Six-month growth rates of Euroland real (i.e. inflation-adjusted) narrow and broad money declined in April / May but are in the middle of their ranges over the past three years, suggesting future GDP expansion of around the average over this period, i.e. a little under 2% annualised. This would be below expectations based on recent strong business surveys but in line with the ECB’s forecast, supporting plans to wind down policy stimulus later in 2017.
Six-month growth of real narrow money, as measured by non-financial M1 deflated by consumer prices, was 4.0% (not annualised) in May, down from a recent peak of 4.5% in March and slightly below a three-year average of 4.3% (i.e. from May 2014 to April 2017). Growth of real non-financial M3 was 1.8% versus 2.3% in March and a three-year average of 2.1% – see first chart.
Both measures are lower than a year ago, suggesting that GDP momentum is at or close to a peak. GDP rose by 1.1%, or 2.2% annualised, in the fourth and first quarters combined. With the real money growth measures close to their three-year averages, GDP expansion may fall back to around its three-year mean of 1.8% annualised.
The compiler of the purchasing managers’ surveys claims that the average level of the composite output index in the second quarter is consistent with quarterly GDP growth of 0.7%, or 2.8% annualised. The suspicion here is that surveys are overestimating current strength and will realign with the monetary signal – the PMI output index, indeed, declined in June.

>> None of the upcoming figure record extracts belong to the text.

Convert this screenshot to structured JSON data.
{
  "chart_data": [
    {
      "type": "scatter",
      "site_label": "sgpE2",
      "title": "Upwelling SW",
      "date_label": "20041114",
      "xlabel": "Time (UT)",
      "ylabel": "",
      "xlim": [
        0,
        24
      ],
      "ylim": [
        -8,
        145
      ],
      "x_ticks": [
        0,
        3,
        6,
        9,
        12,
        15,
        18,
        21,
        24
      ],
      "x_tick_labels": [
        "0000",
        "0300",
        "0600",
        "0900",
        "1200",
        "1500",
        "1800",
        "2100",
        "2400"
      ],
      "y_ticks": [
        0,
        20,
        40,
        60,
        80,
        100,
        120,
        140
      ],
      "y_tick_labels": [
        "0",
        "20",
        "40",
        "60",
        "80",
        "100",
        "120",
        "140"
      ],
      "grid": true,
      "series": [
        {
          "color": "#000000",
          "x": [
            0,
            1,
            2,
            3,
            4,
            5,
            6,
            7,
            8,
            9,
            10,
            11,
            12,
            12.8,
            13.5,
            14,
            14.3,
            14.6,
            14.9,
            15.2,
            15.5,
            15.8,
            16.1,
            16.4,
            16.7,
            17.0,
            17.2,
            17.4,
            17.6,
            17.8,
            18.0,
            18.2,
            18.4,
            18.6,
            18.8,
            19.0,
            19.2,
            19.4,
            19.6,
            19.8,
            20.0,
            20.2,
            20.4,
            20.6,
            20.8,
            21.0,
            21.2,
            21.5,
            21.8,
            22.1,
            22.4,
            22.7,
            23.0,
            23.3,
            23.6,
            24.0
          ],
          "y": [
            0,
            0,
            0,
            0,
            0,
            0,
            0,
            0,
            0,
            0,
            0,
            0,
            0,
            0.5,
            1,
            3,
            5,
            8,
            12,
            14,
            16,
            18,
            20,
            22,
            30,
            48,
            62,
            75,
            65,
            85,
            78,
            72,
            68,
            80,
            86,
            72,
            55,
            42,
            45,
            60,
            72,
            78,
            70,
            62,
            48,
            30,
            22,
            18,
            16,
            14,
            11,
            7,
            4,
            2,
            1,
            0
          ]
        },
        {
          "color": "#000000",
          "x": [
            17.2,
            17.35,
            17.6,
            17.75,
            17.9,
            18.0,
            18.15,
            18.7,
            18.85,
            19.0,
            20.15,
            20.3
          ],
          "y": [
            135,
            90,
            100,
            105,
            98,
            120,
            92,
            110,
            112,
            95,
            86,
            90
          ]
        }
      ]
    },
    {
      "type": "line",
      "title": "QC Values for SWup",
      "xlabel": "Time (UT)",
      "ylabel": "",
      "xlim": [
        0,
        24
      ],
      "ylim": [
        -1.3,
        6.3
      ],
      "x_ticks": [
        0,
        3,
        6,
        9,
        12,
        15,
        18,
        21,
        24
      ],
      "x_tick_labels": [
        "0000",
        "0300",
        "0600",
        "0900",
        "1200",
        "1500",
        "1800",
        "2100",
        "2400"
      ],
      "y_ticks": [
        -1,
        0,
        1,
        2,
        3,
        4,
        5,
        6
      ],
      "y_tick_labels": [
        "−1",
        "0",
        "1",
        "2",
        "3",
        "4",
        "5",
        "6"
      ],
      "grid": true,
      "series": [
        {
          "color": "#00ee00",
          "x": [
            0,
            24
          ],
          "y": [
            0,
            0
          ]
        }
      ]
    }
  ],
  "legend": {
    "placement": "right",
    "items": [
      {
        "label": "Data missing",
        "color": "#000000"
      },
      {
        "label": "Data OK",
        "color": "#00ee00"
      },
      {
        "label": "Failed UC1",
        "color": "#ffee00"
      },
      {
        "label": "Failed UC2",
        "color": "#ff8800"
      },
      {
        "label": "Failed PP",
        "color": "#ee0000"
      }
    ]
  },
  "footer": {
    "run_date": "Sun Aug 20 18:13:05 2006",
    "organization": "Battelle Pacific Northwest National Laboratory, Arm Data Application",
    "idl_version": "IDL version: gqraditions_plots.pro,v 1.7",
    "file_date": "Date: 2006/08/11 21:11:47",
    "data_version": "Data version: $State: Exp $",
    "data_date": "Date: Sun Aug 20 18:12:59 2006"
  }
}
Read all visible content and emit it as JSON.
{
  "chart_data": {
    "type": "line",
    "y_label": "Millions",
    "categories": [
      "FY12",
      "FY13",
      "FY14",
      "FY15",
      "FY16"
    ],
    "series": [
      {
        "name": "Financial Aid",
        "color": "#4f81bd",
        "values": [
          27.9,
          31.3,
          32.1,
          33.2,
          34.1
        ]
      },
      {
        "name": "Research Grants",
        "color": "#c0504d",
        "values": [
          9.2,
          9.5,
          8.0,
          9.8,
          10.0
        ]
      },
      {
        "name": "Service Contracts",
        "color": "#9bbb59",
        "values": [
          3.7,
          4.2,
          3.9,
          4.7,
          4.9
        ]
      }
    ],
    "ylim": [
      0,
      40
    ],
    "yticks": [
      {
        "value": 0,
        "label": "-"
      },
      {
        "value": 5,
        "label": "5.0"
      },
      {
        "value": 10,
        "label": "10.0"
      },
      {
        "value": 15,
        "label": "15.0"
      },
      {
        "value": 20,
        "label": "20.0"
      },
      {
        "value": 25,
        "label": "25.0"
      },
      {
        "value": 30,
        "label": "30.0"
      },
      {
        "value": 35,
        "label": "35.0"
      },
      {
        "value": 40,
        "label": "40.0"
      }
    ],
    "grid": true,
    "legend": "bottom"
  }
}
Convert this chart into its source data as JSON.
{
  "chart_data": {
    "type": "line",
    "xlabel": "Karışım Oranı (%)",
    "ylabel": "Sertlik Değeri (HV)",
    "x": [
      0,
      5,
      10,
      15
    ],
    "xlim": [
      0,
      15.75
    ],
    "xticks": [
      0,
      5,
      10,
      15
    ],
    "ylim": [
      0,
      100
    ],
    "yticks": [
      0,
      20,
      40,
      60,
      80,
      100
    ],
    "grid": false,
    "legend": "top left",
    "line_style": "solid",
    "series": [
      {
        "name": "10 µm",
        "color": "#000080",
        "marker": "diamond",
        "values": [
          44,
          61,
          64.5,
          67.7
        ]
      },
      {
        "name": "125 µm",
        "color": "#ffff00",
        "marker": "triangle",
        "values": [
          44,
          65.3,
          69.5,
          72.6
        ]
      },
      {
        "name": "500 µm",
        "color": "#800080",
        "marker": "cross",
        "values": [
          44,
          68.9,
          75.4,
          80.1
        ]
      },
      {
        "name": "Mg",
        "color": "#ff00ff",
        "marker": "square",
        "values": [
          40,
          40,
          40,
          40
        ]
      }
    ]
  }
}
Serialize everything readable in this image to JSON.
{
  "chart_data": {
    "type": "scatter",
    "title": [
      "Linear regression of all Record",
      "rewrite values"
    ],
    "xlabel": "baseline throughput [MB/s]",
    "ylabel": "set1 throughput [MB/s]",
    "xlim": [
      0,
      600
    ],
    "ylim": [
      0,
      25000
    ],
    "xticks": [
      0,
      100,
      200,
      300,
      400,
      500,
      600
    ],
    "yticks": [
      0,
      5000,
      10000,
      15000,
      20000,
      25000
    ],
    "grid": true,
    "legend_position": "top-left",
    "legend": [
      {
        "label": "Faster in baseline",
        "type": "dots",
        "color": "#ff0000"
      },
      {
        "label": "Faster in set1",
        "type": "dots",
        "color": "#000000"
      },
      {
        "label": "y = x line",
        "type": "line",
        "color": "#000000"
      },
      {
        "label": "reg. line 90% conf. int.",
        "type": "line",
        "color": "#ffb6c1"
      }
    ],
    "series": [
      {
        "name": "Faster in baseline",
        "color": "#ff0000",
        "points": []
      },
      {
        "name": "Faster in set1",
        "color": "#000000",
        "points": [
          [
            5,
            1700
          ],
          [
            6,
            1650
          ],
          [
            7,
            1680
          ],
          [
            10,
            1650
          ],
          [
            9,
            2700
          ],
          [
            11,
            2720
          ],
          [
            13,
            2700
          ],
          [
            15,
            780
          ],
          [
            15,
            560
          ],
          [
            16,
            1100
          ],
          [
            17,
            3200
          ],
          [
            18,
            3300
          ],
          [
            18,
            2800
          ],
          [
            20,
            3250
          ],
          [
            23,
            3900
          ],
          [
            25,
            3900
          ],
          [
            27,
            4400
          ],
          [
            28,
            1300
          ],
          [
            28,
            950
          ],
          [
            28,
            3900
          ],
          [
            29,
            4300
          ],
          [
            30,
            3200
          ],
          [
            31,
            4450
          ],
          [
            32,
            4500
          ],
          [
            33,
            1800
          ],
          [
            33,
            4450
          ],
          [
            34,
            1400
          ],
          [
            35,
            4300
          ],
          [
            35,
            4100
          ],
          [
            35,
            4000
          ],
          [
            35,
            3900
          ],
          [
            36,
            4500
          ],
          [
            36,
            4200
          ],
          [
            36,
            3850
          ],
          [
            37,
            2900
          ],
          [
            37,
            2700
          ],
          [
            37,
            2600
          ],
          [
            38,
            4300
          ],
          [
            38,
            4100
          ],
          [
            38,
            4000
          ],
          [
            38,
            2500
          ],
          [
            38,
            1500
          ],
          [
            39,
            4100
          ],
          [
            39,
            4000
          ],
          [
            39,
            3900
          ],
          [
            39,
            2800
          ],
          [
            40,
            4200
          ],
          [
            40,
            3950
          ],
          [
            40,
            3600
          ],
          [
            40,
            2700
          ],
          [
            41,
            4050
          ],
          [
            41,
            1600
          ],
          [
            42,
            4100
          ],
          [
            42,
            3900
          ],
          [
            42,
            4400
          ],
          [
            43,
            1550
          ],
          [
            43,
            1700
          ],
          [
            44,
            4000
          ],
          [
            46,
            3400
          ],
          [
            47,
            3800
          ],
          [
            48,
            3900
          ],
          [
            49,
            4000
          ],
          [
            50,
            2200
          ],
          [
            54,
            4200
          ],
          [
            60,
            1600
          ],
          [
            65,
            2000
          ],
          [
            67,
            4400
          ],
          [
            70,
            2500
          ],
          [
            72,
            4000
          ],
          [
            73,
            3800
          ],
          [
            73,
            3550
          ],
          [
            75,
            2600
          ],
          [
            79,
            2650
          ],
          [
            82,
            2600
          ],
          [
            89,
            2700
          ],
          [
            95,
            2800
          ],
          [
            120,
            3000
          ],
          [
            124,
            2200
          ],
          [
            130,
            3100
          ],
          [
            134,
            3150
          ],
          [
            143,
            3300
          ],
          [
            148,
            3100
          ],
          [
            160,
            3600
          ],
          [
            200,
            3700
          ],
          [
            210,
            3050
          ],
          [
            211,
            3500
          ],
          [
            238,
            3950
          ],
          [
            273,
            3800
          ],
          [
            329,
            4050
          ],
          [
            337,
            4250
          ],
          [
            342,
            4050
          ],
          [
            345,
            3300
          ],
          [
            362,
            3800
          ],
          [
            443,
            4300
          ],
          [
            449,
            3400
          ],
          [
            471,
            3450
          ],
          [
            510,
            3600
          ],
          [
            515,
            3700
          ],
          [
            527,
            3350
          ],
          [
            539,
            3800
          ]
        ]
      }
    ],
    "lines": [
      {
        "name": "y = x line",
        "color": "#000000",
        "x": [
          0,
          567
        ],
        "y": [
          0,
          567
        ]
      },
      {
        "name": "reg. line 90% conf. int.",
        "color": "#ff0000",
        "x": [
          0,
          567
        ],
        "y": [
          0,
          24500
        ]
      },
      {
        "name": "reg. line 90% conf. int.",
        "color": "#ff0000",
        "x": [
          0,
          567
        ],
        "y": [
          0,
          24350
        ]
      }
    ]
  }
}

The fall in the real money growth measures in April / May reflected a larger decline in nominal expansion partially offset by a slowdown in consumer prices following a surge in late 2016 / early 2017 – second chart.
The non-financial money measures cover holdings of households and non-financial corporations. The official M1 and M3 aggregates also include deposits held by non-bank financial corporations – such deposits are volatile with fluctuations largely unrelated to economic prospects. Growth of real M1 and M3 was lower than that of real non-financial M1 and M3 during 2016, i.e. the official measures underpredicted economic strength – see third chart. The measures have converged recently.
Some monetary economists claim that ECB QE drove money growth higher, laying the foundation for recent solid economic performance. As the charts show, narrow and broad money accelerated strongly in mid-2014, well ahead of the start of QE in March 2015. The view here is that interest rate cuts and ECB lending programmes were more powerful drivers than QE.
Mirroring the experience elsewhere, the direct boost to broad money from QE has been largely offset by a deterioration in the balance of payments basic balance (i.e. much of the liquidity created has been exported) and by commercial banks shifting from buying government bonds to selling them (because the increase in their reserve holdings at the ECB due to QE has reduced their demand for safe liquid securities). The 12-month sum of the contributions of the ECB’s “public sector purchase programme” (PSPP), external banking flows and commercial bank transactions in government securities to the change in broad money M3 has risen by only €80 billion since end-2014, equivalent to a 0.7 percentage point addition to annual M3 growth (i.e. small) – fourth chart.
QE wind-down, by extension, may exert only a limited drag on monetary trends.